Speaking to Deutsche Welle, a German broadcaster, on Wednesday (13 September), Russian deputy defence minister Alexander Fomin said: "I can calm our dear neighbours straightaway. The exercise is absolutely peaceful, and absolutely defensive in nature".
But for Danish defence minister Claus Hjort Frederiksen, speaking on Danish radio on Thursday, the drill was designed to "intimidate the Baltic states".
There is little concern that Russia might use it to launch a real invasion, but Lithuania's defence minister Raimundas Karoblis, also voiced concern.
"We can't be totally calm. There is a large foreign army massed next to Lithuanian territory," he told the Reuters news agency on Wednesday.
Jens Stoltenberg, the Nato secretary general, warned earlier that Russia's lack of transparency "increases the risk of misunderstanding, miscalculations, accidents, and incidents that can become dangerous".
He said Zapad 2017 was part of a "pattern of a more assertive Russia" that has shown it was "willing to use military force against its neighbours", referring to Russia's invasion of Georgia in 2008 and its covert invasion of Ukraine three years ago.
The US has assumed command of airspace over the Baltic countries as a precaution and Ukraine has put its armed forces on alert.
For his part, the Polish deputy defence minister, Michal Dworczyk, said that even if the war game was peaceful, it could result in an increased threat in future.
"There are many doubts and fears that, because of the Russian Federation's previous actions, not all forces and equipment will be removed [from Belarus] after the exercise," he told reporters in Warsaw on Wednesday.
Phillip Petersen, a US defence analyst at the Potomac Foundation, a think tank in Washington, told Polish news agency Pap that Zapad 2017 looked like "preparations for an invasion of the Baltic states and Poland".

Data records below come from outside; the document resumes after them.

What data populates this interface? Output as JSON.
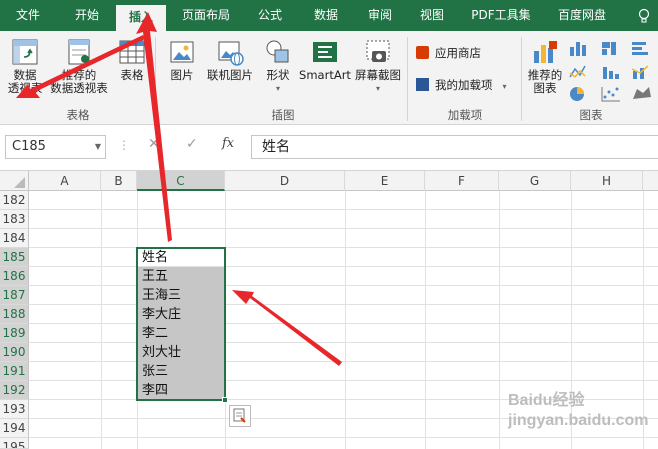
{
  "tabs": [
    "文件",
    "开始",
    "插入",
    "页面布局",
    "公式",
    "数据",
    "审阅",
    "视图",
    "PDF工具集",
    "百度网盘"
  ],
  "tell_me_icon": "lightbulb-icon",
  "ribbon": {
    "tables": {
      "pivot_line1": "数据",
      "pivot_line2": "透视表",
      "recommended_line1": "推荐的",
      "recommended_line2": "数据透视表",
      "table": "表格",
      "group": "表格"
    },
    "illustrations": {
      "pictures": "图片",
      "online_pictures": "联机图片",
      "shapes": "形状",
      "smartart": "SmartArt",
      "screenshot": "屏幕截图",
      "group": "插图"
    },
    "addins": {
      "store": "应用商店",
      "my_addins": "我的加载项",
      "group": "加载项"
    },
    "charts": {
      "recommended_line1": "推荐的",
      "recommended_line2": "图表",
      "group": "图表"
    }
  },
  "formula_bar": {
    "name_box": "C185",
    "fx": "fx",
    "value": "姓名"
  },
  "columns": [
    "A",
    "B",
    "C",
    "D",
    "E",
    "F",
    "G",
    "H"
  ],
  "selected_column": "C",
  "rows": [
    "182",
    "183",
    "184",
    "185",
    "186",
    "187",
    "188",
    "189",
    "190",
    "191",
    "192",
    "193",
    "194",
    "195"
  ],
  "selected_rows": [
    "185",
    "186",
    "187",
    "188",
    "189",
    "190",
    "191",
    "192"
  ],
  "cells": [
    "姓名",
    "王五",
    "王海三",
    "李大庄",
    "李二",
    "刘大壮",
    "张三",
    "李四"
  ],
  "watermark": "Baidu经验 jingyan.baidu.com",
  "colors": {
    "accent": "#217346",
    "arrow": "#e8272b",
    "selection_fill": "#c6c6c6"
  }
}
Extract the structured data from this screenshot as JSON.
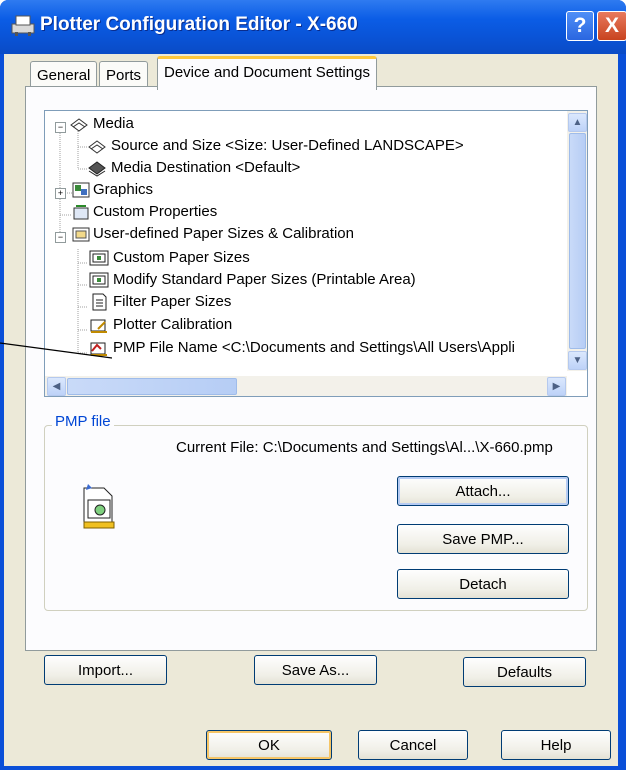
{
  "window": {
    "title": "Plotter Configuration Editor - X-660",
    "help_glyph": "?",
    "close_glyph": "X"
  },
  "tabs": [
    {
      "label": "General",
      "active": false
    },
    {
      "label": "Ports",
      "active": false
    },
    {
      "label": "Device and Document Settings",
      "active": true
    }
  ],
  "tree": {
    "items": [
      {
        "label": "Media",
        "expander": "−",
        "icon": "media-icon"
      },
      {
        "label": "Source and Size <Size: User-Defined LANDSCAPE>",
        "icon": "source-size-icon"
      },
      {
        "label": "Media Destination <Default>",
        "icon": "media-destination-icon"
      },
      {
        "label": "Graphics",
        "expander": "+",
        "icon": "graphics-icon"
      },
      {
        "label": "Custom Properties",
        "icon": "custom-properties-icon"
      },
      {
        "label": "User-defined Paper Sizes & Calibration",
        "expander": "−",
        "icon": "paper-sizes-icon"
      },
      {
        "label": "Custom Paper Sizes",
        "icon": "custom-paper-sizes-icon"
      },
      {
        "label": "Modify Standard Paper Sizes (Printable Area)",
        "icon": "modify-paper-icon"
      },
      {
        "label": "Filter Paper Sizes",
        "icon": "filter-paper-icon"
      },
      {
        "label": "Plotter Calibration",
        "icon": "calibration-icon"
      },
      {
        "label": "PMP File Name <C:\\Documents and Settings\\All Users\\Appli",
        "icon": "pmp-file-icon",
        "selected": true
      }
    ]
  },
  "pmp_group": {
    "title": "PMP file",
    "current_file": "Current File: C:\\Documents and Settings\\Al...\\X-660.pmp",
    "attach_label": "Attach...",
    "save_pmp_label": "Save PMP...",
    "detach_label": "Detach"
  },
  "panel_buttons": {
    "import_label": "Import...",
    "save_as_label": "Save As...",
    "defaults_label": "Defaults"
  },
  "dialog_buttons": {
    "ok_label": "OK",
    "cancel_label": "Cancel",
    "help_label": "Help"
  },
  "colors": {
    "title_bar": "#0a53d6",
    "dialog_face": "#ece9d8",
    "group_title": "#0046d5",
    "default_button_glow": "#f5c566"
  }
}
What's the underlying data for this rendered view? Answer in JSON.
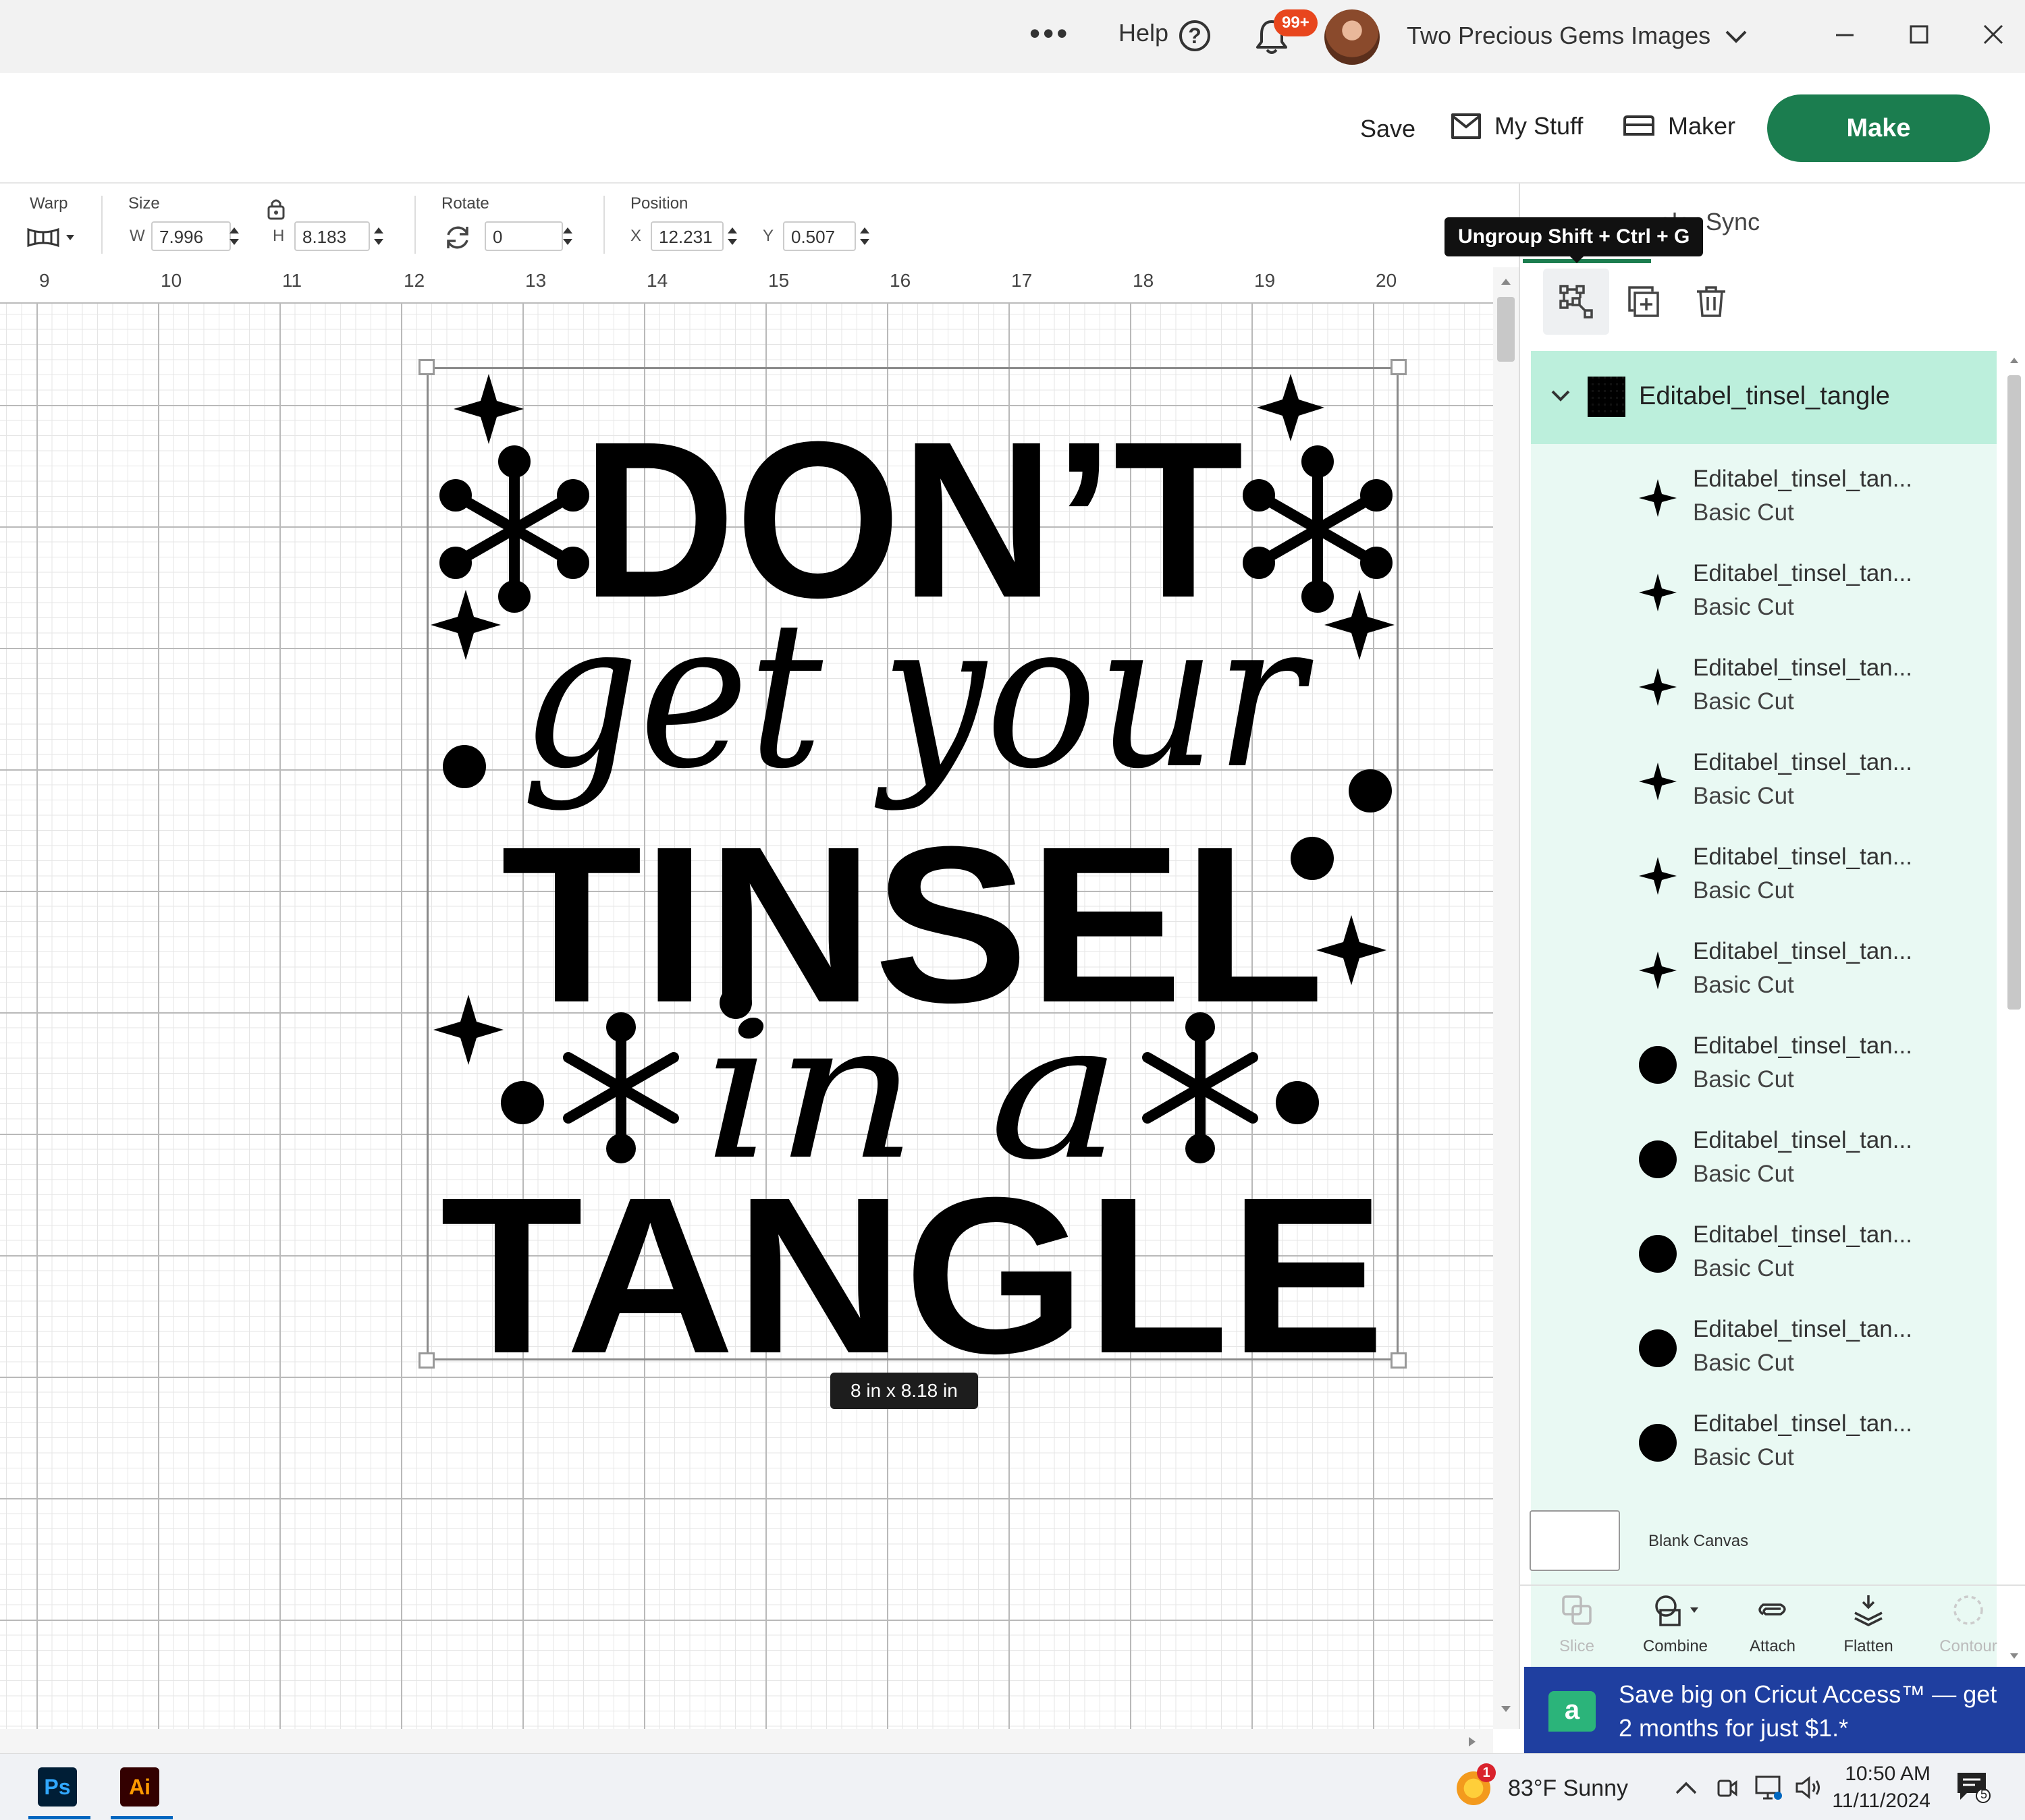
{
  "titlebar": {
    "more_label": "•••",
    "help_label": "Help",
    "help_icon_glyph": "?",
    "notifications_badge": "99+",
    "user_name": "Two Precious Gems Images",
    "icons": [
      "more-icon",
      "help-icon",
      "bell-icon",
      "avatar",
      "chevron-down-icon",
      "minimize-icon",
      "maximize-icon",
      "close-icon"
    ]
  },
  "header": {
    "save_label": "Save",
    "mystuff_label": "My Stuff",
    "maker_label": "Maker",
    "make_label": "Make",
    "make_color": "#1b7d4f"
  },
  "toolbar": {
    "warp_label": "Warp",
    "size_label": "Size",
    "width_prefix": "W",
    "width_value": "7.996",
    "height_prefix": "H",
    "height_value": "8.183",
    "rotate_label": "Rotate",
    "rotate_value": "0",
    "position_label": "Position",
    "x_prefix": "X",
    "x_value": "12.231",
    "y_prefix": "Y",
    "y_value": "0.507"
  },
  "ruler": {
    "ticks": [
      "9",
      "10",
      "11",
      "12",
      "13",
      "14",
      "15",
      "16",
      "17",
      "18",
      "19",
      "20"
    ]
  },
  "canvas": {
    "size_tag": "8  in x 8.18  in",
    "artwork_lines": [
      "DON’T",
      "get your",
      "TINSEL",
      "in a",
      "TANGLE"
    ]
  },
  "panel": {
    "tab_partial_label": "olor Sync",
    "tooltip": "Ungroup Shift + Ctrl + G",
    "group_name": "Editabel_tinsel_tangle",
    "layers": [
      {
        "name": "Editabel_tinsel_tan...",
        "op": "Basic Cut",
        "icon": "star"
      },
      {
        "name": "Editabel_tinsel_tan...",
        "op": "Basic Cut",
        "icon": "star"
      },
      {
        "name": "Editabel_tinsel_tan...",
        "op": "Basic Cut",
        "icon": "star"
      },
      {
        "name": "Editabel_tinsel_tan...",
        "op": "Basic Cut",
        "icon": "star"
      },
      {
        "name": "Editabel_tinsel_tan...",
        "op": "Basic Cut",
        "icon": "star"
      },
      {
        "name": "Editabel_tinsel_tan...",
        "op": "Basic Cut",
        "icon": "star"
      },
      {
        "name": "Editabel_tinsel_tan...",
        "op": "Basic Cut",
        "icon": "circle"
      },
      {
        "name": "Editabel_tinsel_tan...",
        "op": "Basic Cut",
        "icon": "circle"
      },
      {
        "name": "Editabel_tinsel_tan...",
        "op": "Basic Cut",
        "icon": "circle"
      },
      {
        "name": "Editabel_tinsel_tan...",
        "op": "Basic Cut",
        "icon": "circle"
      },
      {
        "name": "Editabel_tinsel_tan...",
        "op": "Basic Cut",
        "icon": "circle"
      }
    ],
    "blank_canvas_label": "Blank Canvas",
    "bottom_tools": {
      "slice": "Slice",
      "combine": "Combine",
      "attach": "Attach",
      "flatten": "Flatten",
      "contour": "Contour"
    },
    "promo": {
      "icon_letter": "a",
      "text": "Save big on Cricut Access™ — get 2 months for just $1.*"
    },
    "layer_bg": "#e9f9f3",
    "group_bg": "#bcefdc"
  },
  "taskbar": {
    "ps_label": "Ps",
    "ai_label": "Ai",
    "weather_badge": "1",
    "weather_text": "83°F  Sunny",
    "time": "10:50 AM",
    "date": "11/11/2024",
    "notif_count": "5"
  }
}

"We are heading into a dangerous period. It's not just about the two-week exercise, but probably also about the next two months, because the exercise helps them to be ready for an attack", he said.
The Russian drill comes at the same time as a Swedish exercise involving 19,000 mostly Swedish troops and 1,500 soldiers from the US, France, Norway, and other Nato members.
Sweden, which is not part of Nato, has said its exercise, called Aurora, was not timed to challenge the Russian show of force.
Nato soldiers will take part in a large Polish drill, called Dragon-17, on 25 September.
The Western alliance will also hold six small exercises in the Mediterranean Sea and in Germany, Bulgaria, Slovenia, Romania, and Turkey this month.